The promotion case for Gita is a “very strong one,” Campbell said. “I have no reason to be concerned, honestly.”
Gopinath works in the field of international macroeconomics. Currently, Kenneth S. Rogoff and Richard N. Cooper are the only professors in the Economics Department who work in this area, according to Campbell.
“We think it is important to have young talent in the area as well,” Campbell said. “Many of the most important, interesting economic questions of the day concern macroeconomics.”
“[Gopinath] straddles both international finance and some macro, and macro is an area where we are not as strong as we could be,” said Economics Professor Claudia Goldin, who is currently on leave.
Campbell praised Gopinath’s ability to move between theory and data analysis, and her strong skills as a teacher.
“She has worked with some of our best Ph.D. students,” Campbell said. “She is really becoming a professional leader in terms of training economists.”
“She is the complete package,” he added.
Gopinath, who was born in India, was the first woman to leave her town to pursue a bachelor’s degree.
“A lot of people [in Mysore] didn’t have the opportunity that I had,” Gopinath said. During her undergraduate years at Delhi University, Gopinath decided to join the university’s economics honors program in the midst of India’s financial crisis in the early 1990’s.
“I think that my time [at Harvard] and before has helped me understand [that crisis] better,” Gopinath said.
Gopinath earned masters degrees in economics from the Delhi School of Economics and the University of Washington. She then completed her Ph.D. from Princeton University, writing her doctoral thesis on international capital flow and real interest rates in developing countries. After receiving her Ph.D., she taught at the Booth School of Business at the University of Chicago, before joining Harvard University in 2005.
—Staff writer Gautam S. Kumar can be reached at firstname.lastname@example.org.

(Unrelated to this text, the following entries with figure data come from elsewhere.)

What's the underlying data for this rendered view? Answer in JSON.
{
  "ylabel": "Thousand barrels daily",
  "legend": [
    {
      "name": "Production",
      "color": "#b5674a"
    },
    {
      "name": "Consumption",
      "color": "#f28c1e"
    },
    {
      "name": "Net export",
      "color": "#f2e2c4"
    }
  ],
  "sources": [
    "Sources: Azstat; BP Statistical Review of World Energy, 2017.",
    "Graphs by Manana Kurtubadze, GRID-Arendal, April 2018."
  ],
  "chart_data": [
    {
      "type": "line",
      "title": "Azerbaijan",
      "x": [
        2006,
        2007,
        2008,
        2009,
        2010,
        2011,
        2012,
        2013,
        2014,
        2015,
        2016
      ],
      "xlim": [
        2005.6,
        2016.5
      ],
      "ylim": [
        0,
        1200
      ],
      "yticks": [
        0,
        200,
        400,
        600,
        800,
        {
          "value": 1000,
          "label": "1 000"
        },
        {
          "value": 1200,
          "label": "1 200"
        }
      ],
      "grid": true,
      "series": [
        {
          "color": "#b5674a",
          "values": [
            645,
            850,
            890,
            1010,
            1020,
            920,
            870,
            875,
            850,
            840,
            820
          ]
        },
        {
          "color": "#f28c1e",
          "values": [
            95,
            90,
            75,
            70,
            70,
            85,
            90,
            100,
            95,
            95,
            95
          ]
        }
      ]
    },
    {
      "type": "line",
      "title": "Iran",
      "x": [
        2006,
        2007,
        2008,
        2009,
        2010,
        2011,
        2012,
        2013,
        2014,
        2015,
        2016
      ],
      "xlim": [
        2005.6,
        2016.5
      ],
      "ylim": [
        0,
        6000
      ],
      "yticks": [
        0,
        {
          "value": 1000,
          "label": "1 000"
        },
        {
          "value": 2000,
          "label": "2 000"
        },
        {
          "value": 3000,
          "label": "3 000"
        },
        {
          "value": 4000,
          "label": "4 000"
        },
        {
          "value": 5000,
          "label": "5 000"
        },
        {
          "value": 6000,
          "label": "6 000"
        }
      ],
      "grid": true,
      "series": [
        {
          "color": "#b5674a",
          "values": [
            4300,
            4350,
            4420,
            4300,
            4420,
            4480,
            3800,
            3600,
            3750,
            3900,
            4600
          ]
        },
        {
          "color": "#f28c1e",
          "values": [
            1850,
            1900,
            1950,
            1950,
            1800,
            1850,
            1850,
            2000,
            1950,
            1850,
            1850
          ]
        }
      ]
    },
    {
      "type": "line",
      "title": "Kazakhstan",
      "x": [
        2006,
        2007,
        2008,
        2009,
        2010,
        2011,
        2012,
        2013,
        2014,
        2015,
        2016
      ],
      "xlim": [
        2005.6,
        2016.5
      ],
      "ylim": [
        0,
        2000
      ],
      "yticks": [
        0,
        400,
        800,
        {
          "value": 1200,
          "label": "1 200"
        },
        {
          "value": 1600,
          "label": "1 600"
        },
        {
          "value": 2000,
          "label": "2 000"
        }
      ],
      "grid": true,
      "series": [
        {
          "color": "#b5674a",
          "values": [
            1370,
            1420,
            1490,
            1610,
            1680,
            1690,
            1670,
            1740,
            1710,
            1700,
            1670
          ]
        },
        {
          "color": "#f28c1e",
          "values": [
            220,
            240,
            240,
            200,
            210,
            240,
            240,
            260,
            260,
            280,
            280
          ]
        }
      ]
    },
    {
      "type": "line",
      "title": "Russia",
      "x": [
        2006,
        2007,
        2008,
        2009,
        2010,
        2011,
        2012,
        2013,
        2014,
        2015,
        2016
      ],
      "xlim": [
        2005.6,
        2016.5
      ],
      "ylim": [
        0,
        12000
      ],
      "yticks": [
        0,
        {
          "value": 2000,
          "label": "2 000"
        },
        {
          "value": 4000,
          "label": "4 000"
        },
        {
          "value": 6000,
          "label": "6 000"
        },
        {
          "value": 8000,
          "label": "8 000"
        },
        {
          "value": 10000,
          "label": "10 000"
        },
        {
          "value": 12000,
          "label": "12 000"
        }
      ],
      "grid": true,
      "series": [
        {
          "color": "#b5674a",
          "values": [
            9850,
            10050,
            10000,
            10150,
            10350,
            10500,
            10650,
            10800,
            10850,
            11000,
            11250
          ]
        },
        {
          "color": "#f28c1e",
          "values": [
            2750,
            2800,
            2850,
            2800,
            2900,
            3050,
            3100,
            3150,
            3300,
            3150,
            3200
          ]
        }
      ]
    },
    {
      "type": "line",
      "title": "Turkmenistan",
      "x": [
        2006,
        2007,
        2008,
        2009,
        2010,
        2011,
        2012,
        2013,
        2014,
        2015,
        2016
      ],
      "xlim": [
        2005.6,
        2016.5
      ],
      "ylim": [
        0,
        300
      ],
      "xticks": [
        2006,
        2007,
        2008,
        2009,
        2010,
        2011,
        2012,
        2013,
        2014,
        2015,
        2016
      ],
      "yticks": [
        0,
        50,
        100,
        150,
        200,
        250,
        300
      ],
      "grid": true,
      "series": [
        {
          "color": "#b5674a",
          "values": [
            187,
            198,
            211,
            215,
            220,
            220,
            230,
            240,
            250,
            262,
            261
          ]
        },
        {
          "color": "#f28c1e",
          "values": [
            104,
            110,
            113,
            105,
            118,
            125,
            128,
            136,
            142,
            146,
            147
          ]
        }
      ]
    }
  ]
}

—Staff writer Julia L. Ryan can be reached at email@example.com.
This article has been revised to reflect the following correction:
CORRECTION: May 25, 2010
An earlier version of the Feb. 26 news story "Economics Department Votes For Gopinath's Tenure" incorrectly stated that Professor Gita Gopinath was the first woman to leave her town to pursue a bachelor’s degree. In fact, she was one of the few who had such an opportunity, according to Gopinath.